An interview with E. Kale Edmiston

Name: E. Kale EdmistonKaleEdmiston

Current Job: Postdoctoral Scholar, University of Pittsburgh Department of Psychiatry

Scientific Discipline/Field: Neuroscience

Country: United States

Pick some letters (L,G,B,T,Q etc.): T, B, Q

Website:,, and

What does your job involve?

I do psychiatric neuroimaging research, which for me involves developing and testing hypotheses about how the brain processes visual information in individuals with high anxiety. In the day-to-day, this generally means quite a bit of writing, but also coding, using Matlab, and statistical analysis, as well as sharing my findings with others.

How did you get to this job (education etc.)?

I was first trained in neuroimaging methodology at the Yale School of Medicine. I completed my PhD in Systems Neuroscience at Vanderbilt University in 2015.

Do you feel being LGBT has affected your career decisions?

Absolutely. I am interested in psychiatry in large part because of the enormous impact that discrimination has on the mental health of transgender people, who have a disproportionately high incidence of depression, anxiety, PTSD, and suicide attempt. Being transgender has also impacted what types of jobs I will consider, as I need to make sure that I am at a university that will provide comprehensive transgender healthcare benefits for my partner and I, and that I am in a part of the country that is going to be a safe and welcoming environment for my partner and I.

Have you had any reactions from colleagues about being LGBT, either good or bad?

I think the funniest reaction I had was when I came out to a colleague and they excitedly told me about a study of depressive behavior in an ovariectomized rodent model as a way of relating to me. I will say that my graduate mentor, Dr. Blythe Corbett was and is an amazingly supportive ally to me.

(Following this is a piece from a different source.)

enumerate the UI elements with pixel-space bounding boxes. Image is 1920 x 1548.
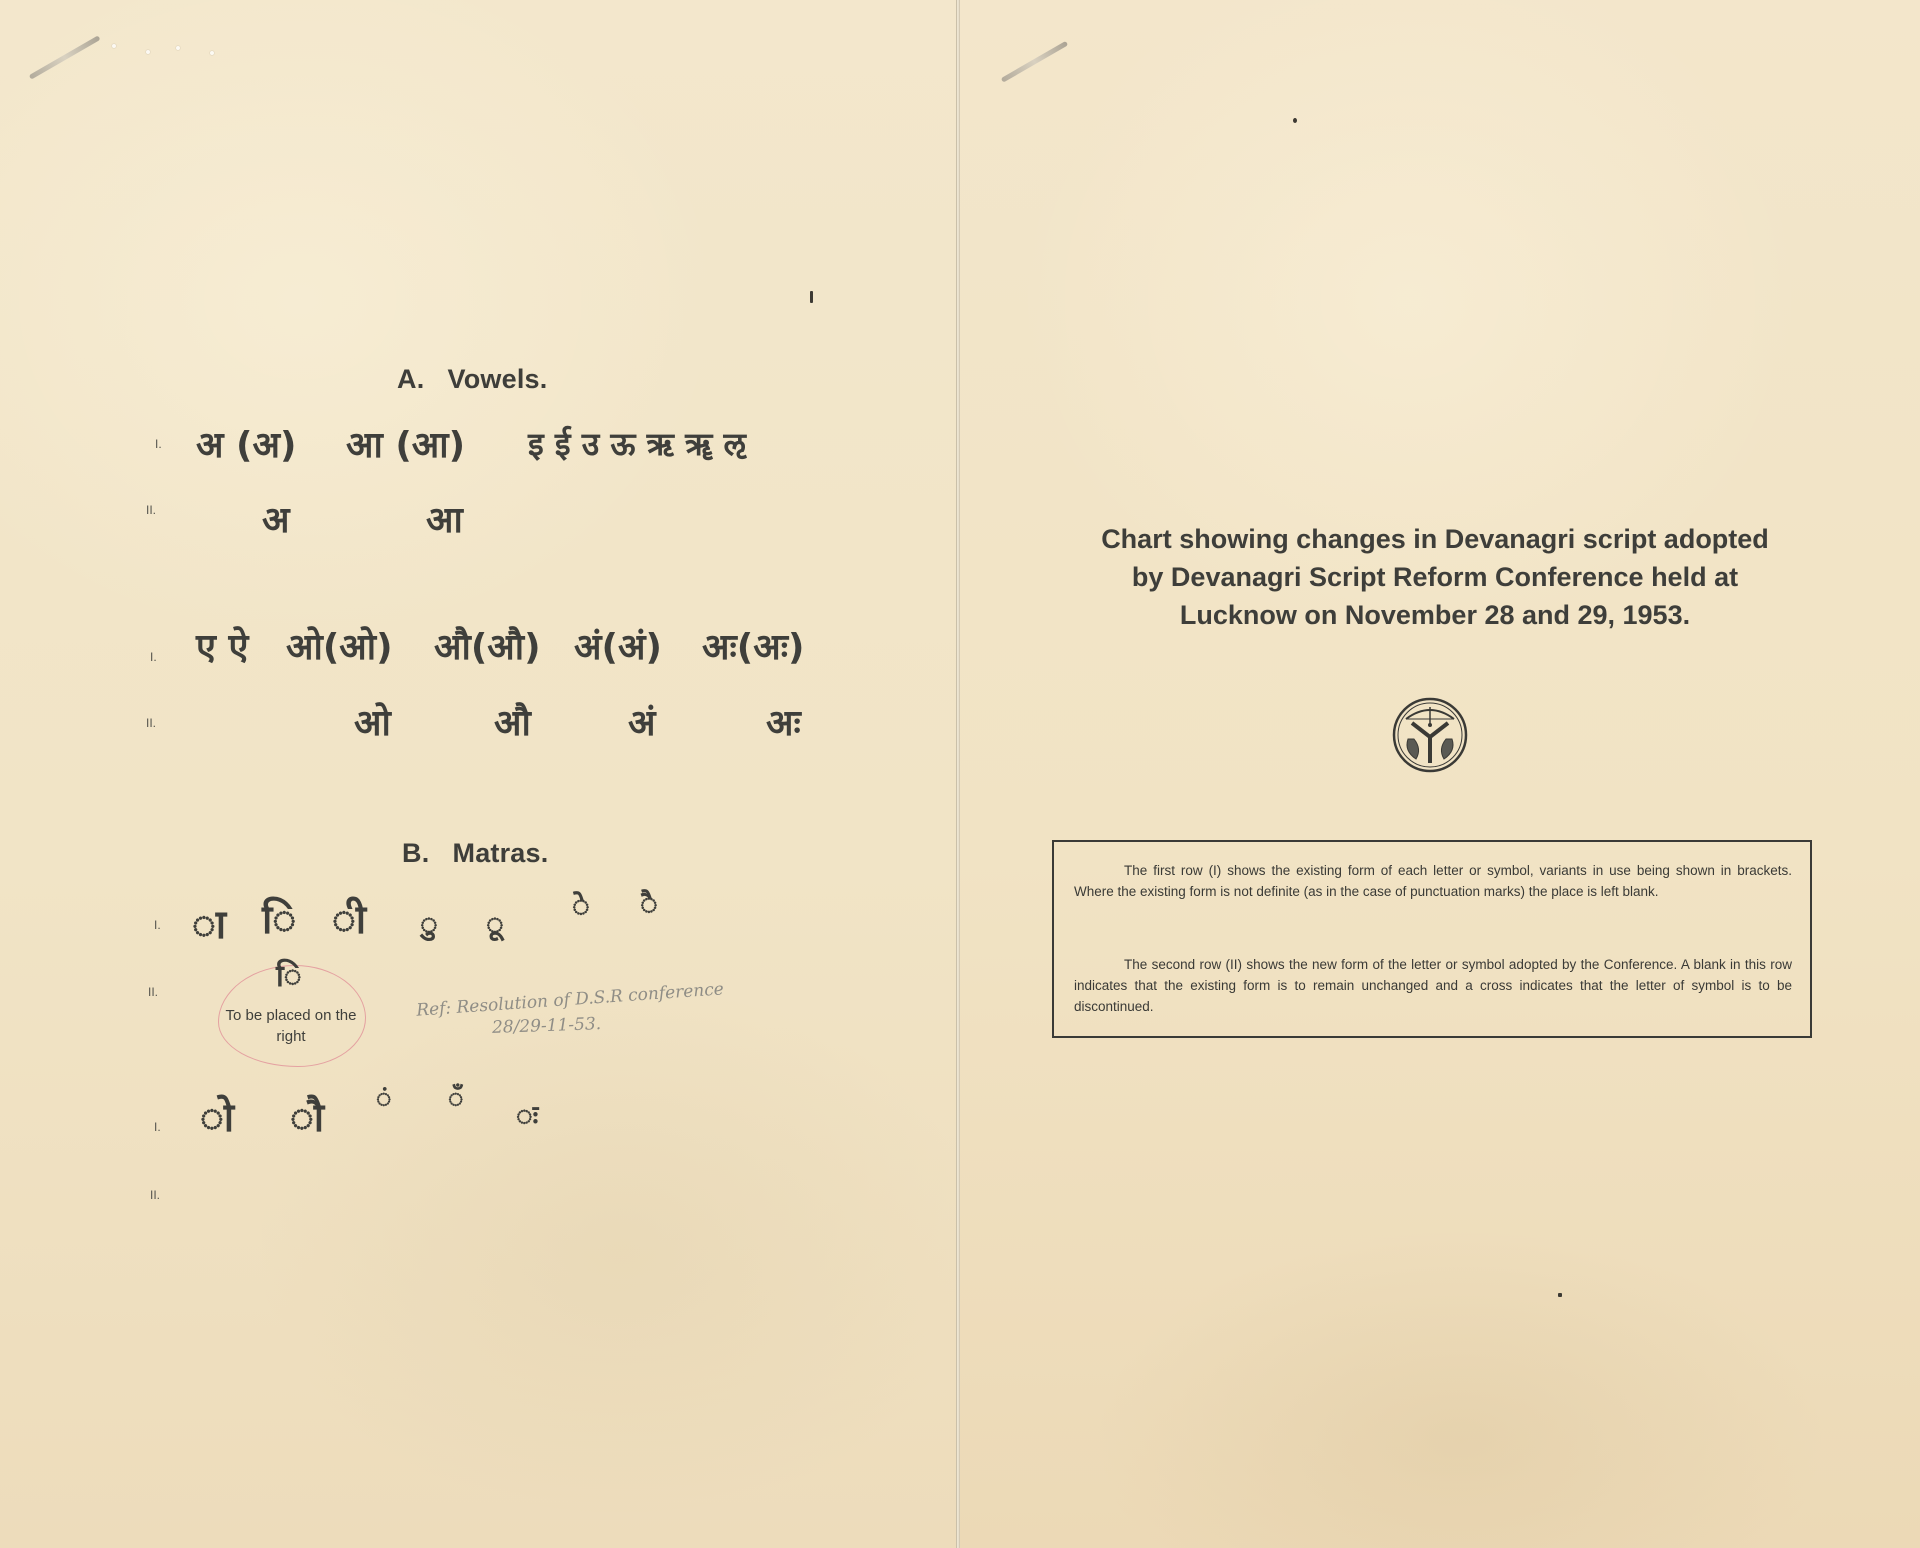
vowel-cell: आ: [426, 503, 463, 539]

Did you have any role models growing up (LGBT, STEM, totally unrelated…)?

For some time, Ben Barres was the only other trans person in my field, at least that I was aware of. I am hoping there will be more and more of us. But Ben is certainly a trailblazer and I am honored to know him. I would also say that I admire my mentors Drs. Hilary Blumberg, Fei Wang, Blythe Corbett, and Mary Phillips. I feel so lucky to benefit from their knowledge and experience.

What are your plans for the future?

I am applying for a K award that will help me transition to faculty. I will be doing more research involving emotional face and novelty processing in individuals at risk for psychiatric disorders. I am also working on developing the first transgender health literacy curriculum, which will emphasize ways that transgender people can advocate for themselves and each other in healthcare settings.

Anything else you’d like to add?

While I was in graduate school, I also co-founded The Trans Buddy Program, which is the first transgender health peer advocacy program. Trans Buddy pairs trained peer advocates with transgender people seeking healthcare. Advocates provide resources and logistical and emotional support for patients during healthcare visits. The experience of being the only out transgender graduate student at my institution for a long time, and one of very few in my field, has really inspired me to serve my community. This is perhaps a little different from the stereotype of the scientist as hiding out in the lab and unengaged with the world, but my work in trans health has made me a better scientist and probably a better person too.